Character really shows when a company responds to an issue or their cash flow is tight.
“Every company has ups and downs,” Heggs says. “How does someone handle him- or herself when business is rough? It’s the little things you pick up during this process that help you assess character.”
For example, if a customer is having trouble paying bills, how does he respond to questions? Or how does she respond when there’s a disagreement? That character-revealing response could affect that customer's ability to secure credit in the future.
3 C’s of credit #3: Capacity
Capacity is a customer’s ability to do what they're in business for. In other words, how capable is the company at running a trucking operation?
XTRA Lease looks at such factors as
- What kind of a fleet do you run? What’s the condition of the fleet? How does the yard look?
- How’s the business environment? Are the phones ringing? How does the facility operate? Are you physically in a good operating position to meet the needs of your business?
- What’s your business model like? What’s your customer base? Do one or two customers provide most of your revenue?
There’s no strict science for measuring capacity, but it’s a contributor that’s going to be evaluated when you try to lease trailers or get financing.
What’s not a factor?
There are two credit-related C’s that XTRA Lease doesn’t consider in evaluating credit potential: conditions and collateral.
Unlike many lenders and lessors, we don’t consider the economy when assessing risk.
“Our company, through good times and bad, has never modified our risk assessment criteria based on what’s happening with the economy,” says Heggs. “We’ve always been consistent in how we evaluate a company’s risk.”
“We never base a company’s risk assessment on collateral,” says Heggs. “We look at the fundamentals. If a company can support their case with collateral, it may help. But we don’t award a deal based on collateral.”
Basically, XTRA Lease determines whether a company applying for credit is worth what it says it’s worth by examining financial statements and reviewing fundamentals: company structure, fleet data, customer base, operations, etc.
The biggest challenge many trucking companies face is when they reach a certain revenue level. Managing the company becomes much more complicated and owners who want to continue to grow their business need professional financial advice.

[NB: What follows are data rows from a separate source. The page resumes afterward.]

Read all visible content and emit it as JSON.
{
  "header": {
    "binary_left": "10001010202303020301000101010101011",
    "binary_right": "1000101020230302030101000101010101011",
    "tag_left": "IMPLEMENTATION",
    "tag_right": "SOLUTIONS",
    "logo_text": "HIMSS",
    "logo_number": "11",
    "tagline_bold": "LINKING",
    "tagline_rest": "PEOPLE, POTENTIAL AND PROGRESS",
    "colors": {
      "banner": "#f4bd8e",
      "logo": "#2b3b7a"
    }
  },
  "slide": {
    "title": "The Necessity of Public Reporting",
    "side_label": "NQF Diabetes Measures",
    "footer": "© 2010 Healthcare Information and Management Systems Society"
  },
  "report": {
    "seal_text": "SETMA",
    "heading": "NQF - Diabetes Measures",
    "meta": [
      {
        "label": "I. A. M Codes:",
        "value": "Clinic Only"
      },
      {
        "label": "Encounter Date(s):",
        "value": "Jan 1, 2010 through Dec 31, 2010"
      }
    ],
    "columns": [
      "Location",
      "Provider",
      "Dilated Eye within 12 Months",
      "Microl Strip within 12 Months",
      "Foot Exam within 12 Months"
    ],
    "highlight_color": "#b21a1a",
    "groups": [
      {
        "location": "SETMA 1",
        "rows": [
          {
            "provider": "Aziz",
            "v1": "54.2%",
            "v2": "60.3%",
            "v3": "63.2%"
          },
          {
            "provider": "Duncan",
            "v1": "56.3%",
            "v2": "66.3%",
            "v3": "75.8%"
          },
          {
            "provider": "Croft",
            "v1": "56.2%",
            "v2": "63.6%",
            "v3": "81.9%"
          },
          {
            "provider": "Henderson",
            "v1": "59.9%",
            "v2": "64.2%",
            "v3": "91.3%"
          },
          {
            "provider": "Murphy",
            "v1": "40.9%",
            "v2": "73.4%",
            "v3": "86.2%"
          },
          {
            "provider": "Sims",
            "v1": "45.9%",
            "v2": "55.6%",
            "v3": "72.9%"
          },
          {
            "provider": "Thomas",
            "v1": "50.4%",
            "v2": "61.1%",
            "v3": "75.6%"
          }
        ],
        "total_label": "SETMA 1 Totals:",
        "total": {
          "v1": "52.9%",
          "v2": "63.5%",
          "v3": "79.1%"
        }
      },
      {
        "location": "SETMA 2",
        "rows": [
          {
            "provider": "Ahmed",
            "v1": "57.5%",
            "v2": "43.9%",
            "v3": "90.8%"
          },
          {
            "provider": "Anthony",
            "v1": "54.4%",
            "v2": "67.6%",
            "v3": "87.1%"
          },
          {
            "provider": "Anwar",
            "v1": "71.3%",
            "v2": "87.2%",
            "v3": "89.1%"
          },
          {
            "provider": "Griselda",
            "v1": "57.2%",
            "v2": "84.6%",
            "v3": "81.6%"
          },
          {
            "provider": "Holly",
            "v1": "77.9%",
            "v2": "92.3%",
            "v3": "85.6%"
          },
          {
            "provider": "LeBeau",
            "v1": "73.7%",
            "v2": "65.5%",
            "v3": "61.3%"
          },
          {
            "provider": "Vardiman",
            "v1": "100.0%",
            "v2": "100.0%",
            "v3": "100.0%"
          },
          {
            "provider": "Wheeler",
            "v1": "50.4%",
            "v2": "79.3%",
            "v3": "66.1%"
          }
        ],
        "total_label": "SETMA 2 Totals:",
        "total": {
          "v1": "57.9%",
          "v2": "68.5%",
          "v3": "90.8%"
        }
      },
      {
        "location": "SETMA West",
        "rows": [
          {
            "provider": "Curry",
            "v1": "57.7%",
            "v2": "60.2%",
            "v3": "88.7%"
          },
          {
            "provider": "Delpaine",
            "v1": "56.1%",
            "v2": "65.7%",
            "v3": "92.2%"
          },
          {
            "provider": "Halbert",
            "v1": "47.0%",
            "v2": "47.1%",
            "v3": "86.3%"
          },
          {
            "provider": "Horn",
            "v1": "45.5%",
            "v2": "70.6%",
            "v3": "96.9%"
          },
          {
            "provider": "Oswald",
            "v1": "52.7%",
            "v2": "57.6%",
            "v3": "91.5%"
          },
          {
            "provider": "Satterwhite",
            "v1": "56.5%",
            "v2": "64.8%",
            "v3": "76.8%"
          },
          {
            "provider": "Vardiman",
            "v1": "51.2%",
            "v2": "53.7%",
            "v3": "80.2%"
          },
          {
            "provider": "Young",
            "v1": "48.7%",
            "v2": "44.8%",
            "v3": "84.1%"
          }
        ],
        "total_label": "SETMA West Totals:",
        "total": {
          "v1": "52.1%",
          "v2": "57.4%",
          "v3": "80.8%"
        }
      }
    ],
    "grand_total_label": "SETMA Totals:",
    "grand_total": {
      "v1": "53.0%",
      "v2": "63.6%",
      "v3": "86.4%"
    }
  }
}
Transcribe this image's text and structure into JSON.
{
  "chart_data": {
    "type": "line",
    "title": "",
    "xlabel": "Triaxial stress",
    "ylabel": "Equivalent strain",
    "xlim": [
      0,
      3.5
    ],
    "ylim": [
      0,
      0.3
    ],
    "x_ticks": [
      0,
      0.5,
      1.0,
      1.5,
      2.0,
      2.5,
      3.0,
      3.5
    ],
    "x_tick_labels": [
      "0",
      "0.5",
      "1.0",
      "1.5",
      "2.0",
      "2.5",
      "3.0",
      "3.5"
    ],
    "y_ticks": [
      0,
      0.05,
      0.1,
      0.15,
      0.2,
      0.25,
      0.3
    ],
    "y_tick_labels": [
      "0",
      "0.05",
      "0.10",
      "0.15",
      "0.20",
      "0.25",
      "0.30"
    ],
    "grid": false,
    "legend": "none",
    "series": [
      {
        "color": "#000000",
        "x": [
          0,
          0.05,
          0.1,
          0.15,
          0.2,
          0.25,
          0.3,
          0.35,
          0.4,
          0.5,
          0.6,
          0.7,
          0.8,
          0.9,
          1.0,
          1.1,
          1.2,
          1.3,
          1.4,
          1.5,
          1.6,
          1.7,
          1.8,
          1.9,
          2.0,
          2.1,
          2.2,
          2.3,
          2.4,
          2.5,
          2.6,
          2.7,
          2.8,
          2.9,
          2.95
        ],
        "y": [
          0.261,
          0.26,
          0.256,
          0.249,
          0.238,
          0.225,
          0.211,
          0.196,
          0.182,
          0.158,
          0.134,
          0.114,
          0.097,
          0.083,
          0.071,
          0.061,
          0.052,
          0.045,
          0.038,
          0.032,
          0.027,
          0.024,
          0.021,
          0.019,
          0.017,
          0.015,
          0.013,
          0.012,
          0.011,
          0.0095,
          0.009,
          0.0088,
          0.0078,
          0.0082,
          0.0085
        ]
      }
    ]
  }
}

“If you’re at that point and are still trying to do everything in-house, most lenders will be cautious in assessing risk,” Heggs says. “That’s the time to have a solid relationship with your bank. Make arrangements for cash-flow financing. Hire an accountant to advise you on your business’s finances.”
Leasing: financials are key to approval
For customers who want trailers on a long-term lease, the most important factor is financial capacity. And it's important to provide financial documents that are prepared by an outside accounting firm.
“If you want someone to take a risk on your business and you don’t have an outside accounting firm, you may limit a lender’s willingness to provide you credit,” says Heggs.
Renting: prompt payment is key to approval
For a small, growing company that wants to rent trailers, the most important factor is paying on time. If you have a history of prompt payments, your chances of being approved to rent increase greatly.
Going forward, as you continue to pay on time, your credit grows with XTRA Lease.
“Part of what we do is grow with the customer,” says Heggs. “We’re thorough and do a detailed evaluation. We want to help our customers succeed.”
This post illustrates what XTRA Lease does to assign credit limits for rental and lease trailers. Although we touch on general aspects of how creditors assess risk-worthiness, we do not speak for the trailer leasing industry in general or for any other trailer lessor.